Высшие курсы выживания. Юля Варшавская о том, как эмиграция помогала женщинам обрести профессию

Даже в наши дни эмиграция часто заставляет людей менять профессию. В новой (ее называют 5-й) волне уехавших можно увидеть вокруг себя десятки таких примеров: экс-маркетологи учатся на мастеров по волосам, журналисты переквалифицируются в психологи, а бывшие учителя запускают стартапы. Иногда это связано с необходимостью выживать здесь и сейчас, другим сложно подтвердить свою специальность в новой стране (как медикам, например), а третьи просто хотят кардинально изменить свою жизнь, раз уж представилась такая возможность. Переезд всегда был шансом полностью перепридумать себя — и сегодня, и 100 лет назад. Но для женщин, уезжавших из Российской империи в конце ХIХ — начале ХХ века, ситуация была несколько сложнее.
Чаще всего им нечего было «перепридумывать»: на родине у них не было не только работы, но и высшего образования («белоручки», как их называла Нина Берберова).
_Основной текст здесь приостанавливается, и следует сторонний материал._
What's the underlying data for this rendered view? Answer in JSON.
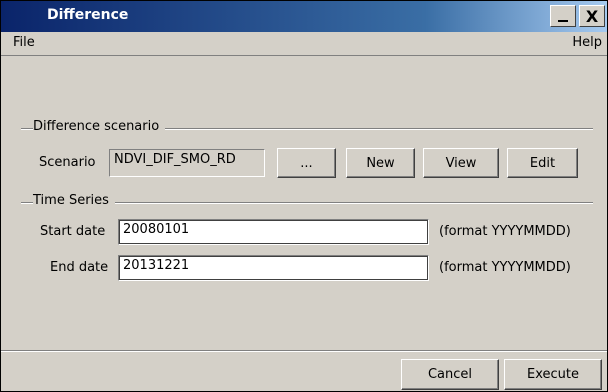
{
  "window": {
    "title": "Difference"
  },
  "titlebar_buttons": {
    "minimize_icon": "minimize-icon",
    "close_glyph": "X"
  },
  "menu": {
    "file": "File",
    "help": "Help"
  },
  "difference_scenario": {
    "group_label": "Difference scenario",
    "scenario_label": "Scenario",
    "scenario_value": "NDVI_DIF_SMO_RD",
    "browse_button": "...",
    "new_button": "New",
    "view_button": "View",
    "edit_button": "Edit"
  },
  "time_series": {
    "group_label": "Time Series",
    "start_label": "Start date",
    "start_value": "20080101",
    "start_hint": "(format YYYYMMDD)",
    "end_label": "End date",
    "end_value": "20131221",
    "end_hint": "(format YYYYMMDD)"
  },
  "footer": {
    "cancel_button": "Cancel",
    "execute_button": "Execute"
  }
}
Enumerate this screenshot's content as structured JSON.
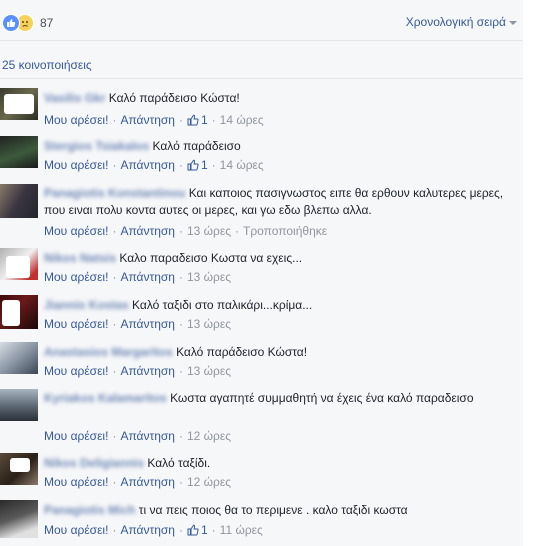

Они привозили в новые страны «в маленьком чемоданчике» домашнее гуманитарное образование и навыки, необходимые для того, чтобы однажды стать хорошей женой и «хранительницей очага». Это многих в итоге спасло: мы не раз обсуждали, как умение шить позволяло женщинам открывать свои ателье, работать дизайнерами и швеями. Причем, это уравнивало в возможностях как наследниц царской семьи (вспомним Марию Романову, основавшую легендарный «Китмир»), так и девочек из бедных семей (как Валентина Санина-Шлее, открывшая модный Дом Valentina). У Валентины при переезде в Нью-Йорк буквально в руках был чемодан с придуманными ею платьями, которые легли в основу дизайна, сделавшего ее богатой и знаменитой в США.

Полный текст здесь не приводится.